Je m’appelle Pierre Lenormand. J’ai 81 ans. En octobre 1961, j’étais étudiant à Paris, en licence de géographie. Le soir du mardi 17 octobre, j’ai quitté vers 20 h 30 la bibliothèque de la Sorbonne (qui restait à l’époque ouverte jusqu’à 22 h) pour aller prendre le métro à la station Saint Michel.

Il faisait nuit.
En arrivant place Saint Michel, il y avait de nombreuses forces de police, comme cela arrivait souvent au Quartier latin en ce temps de guerre d’Algérie. Mais entre la rue Saint André des Arts et le quai, à l’ouest de la place, j’ai aperçu une foule nombreuse, des centaines de personnes en rangs serrés, curieusement silencieuses.

En m’approchant, j’ai pu distinguer à la lumière des réverbères qu’il s’agissait de familles maghrébines, femmes en longues robes, avec des enfants, et de jeunes hommes qui visiblement encadraient le cortège. Aucune banderole, aucune pancarte, aucun mot d’ordre et une foule totalement pacifique, vraisemblablement d’Algériens venus des bidonvilles de banlieues ici rassemblés au cœur de Paris.

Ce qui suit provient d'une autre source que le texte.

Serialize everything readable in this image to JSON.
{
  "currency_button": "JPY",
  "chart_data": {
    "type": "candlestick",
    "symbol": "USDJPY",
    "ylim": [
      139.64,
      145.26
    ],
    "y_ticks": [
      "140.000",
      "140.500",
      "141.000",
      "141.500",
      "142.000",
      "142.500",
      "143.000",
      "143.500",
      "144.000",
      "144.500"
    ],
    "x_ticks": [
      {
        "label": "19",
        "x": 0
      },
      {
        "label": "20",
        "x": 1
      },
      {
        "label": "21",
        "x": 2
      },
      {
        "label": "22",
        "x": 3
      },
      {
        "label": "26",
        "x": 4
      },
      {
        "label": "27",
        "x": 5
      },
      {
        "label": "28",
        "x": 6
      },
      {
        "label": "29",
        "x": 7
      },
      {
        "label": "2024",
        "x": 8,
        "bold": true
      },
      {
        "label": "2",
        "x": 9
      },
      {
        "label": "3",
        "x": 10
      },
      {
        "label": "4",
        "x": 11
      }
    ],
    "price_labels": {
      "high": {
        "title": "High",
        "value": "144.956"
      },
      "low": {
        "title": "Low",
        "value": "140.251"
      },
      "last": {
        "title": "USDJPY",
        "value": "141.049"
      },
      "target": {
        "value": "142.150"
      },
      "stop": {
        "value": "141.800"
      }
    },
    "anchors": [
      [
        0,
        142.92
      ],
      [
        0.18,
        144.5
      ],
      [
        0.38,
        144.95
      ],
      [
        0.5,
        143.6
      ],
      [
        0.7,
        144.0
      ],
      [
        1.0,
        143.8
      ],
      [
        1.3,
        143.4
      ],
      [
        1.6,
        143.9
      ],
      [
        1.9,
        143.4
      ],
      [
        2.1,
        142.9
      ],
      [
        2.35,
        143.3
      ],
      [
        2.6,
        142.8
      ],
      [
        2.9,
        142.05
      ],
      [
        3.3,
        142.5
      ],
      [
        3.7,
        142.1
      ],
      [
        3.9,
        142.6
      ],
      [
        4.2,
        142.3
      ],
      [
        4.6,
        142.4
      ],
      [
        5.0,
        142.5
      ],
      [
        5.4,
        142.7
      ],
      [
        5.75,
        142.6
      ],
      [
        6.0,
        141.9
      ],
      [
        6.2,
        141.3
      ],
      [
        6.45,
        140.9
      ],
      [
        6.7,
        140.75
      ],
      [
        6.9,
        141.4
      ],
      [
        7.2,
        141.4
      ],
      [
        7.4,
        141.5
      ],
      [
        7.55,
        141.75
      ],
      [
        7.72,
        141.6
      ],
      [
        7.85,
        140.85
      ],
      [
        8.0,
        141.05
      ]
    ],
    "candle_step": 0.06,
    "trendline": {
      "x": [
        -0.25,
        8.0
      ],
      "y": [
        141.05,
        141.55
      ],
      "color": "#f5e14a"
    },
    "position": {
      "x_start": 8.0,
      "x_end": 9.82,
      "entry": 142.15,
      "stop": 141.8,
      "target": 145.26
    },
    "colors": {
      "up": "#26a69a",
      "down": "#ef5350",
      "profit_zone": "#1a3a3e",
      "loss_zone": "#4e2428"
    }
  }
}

Mais très vite tout a basculé, avec les premières charges de la police, armés de matraques et de longs bâtons, les célèbres « bidules », connus de tous les manifestants d’alors, qui attaquaient sauvagement le cortège.

Cris, mouvements de foule, personnes à terre, la place Saint Michel est devenu en quelques instants le théâtre d’une répression terrifiante, remplissant de peur jusqu’aux simples passants, devenus témoins de cette violence inouïe contre une foule totalement désarmée.
Comme les autres, je me suis engouffré dans le métro, mais j’ai pu voir dans les couloirs et les escaliers, et jusque sur les quais, les policiers poursuivre et matraquer tout ceux qui leur apparaissaient comme algériens, arabes, maghrébins...

Mais j’ignorais alors qu’il y avait eu plusieurs manifestation du même type dans Paris - sur les grands boulevards notamment - répondant à un mot d’ordre de la Fédération de France du FLN, pour riposter au couvre-feu imposé à tous les Algériens par le préfet de police quinze jours plus tôt.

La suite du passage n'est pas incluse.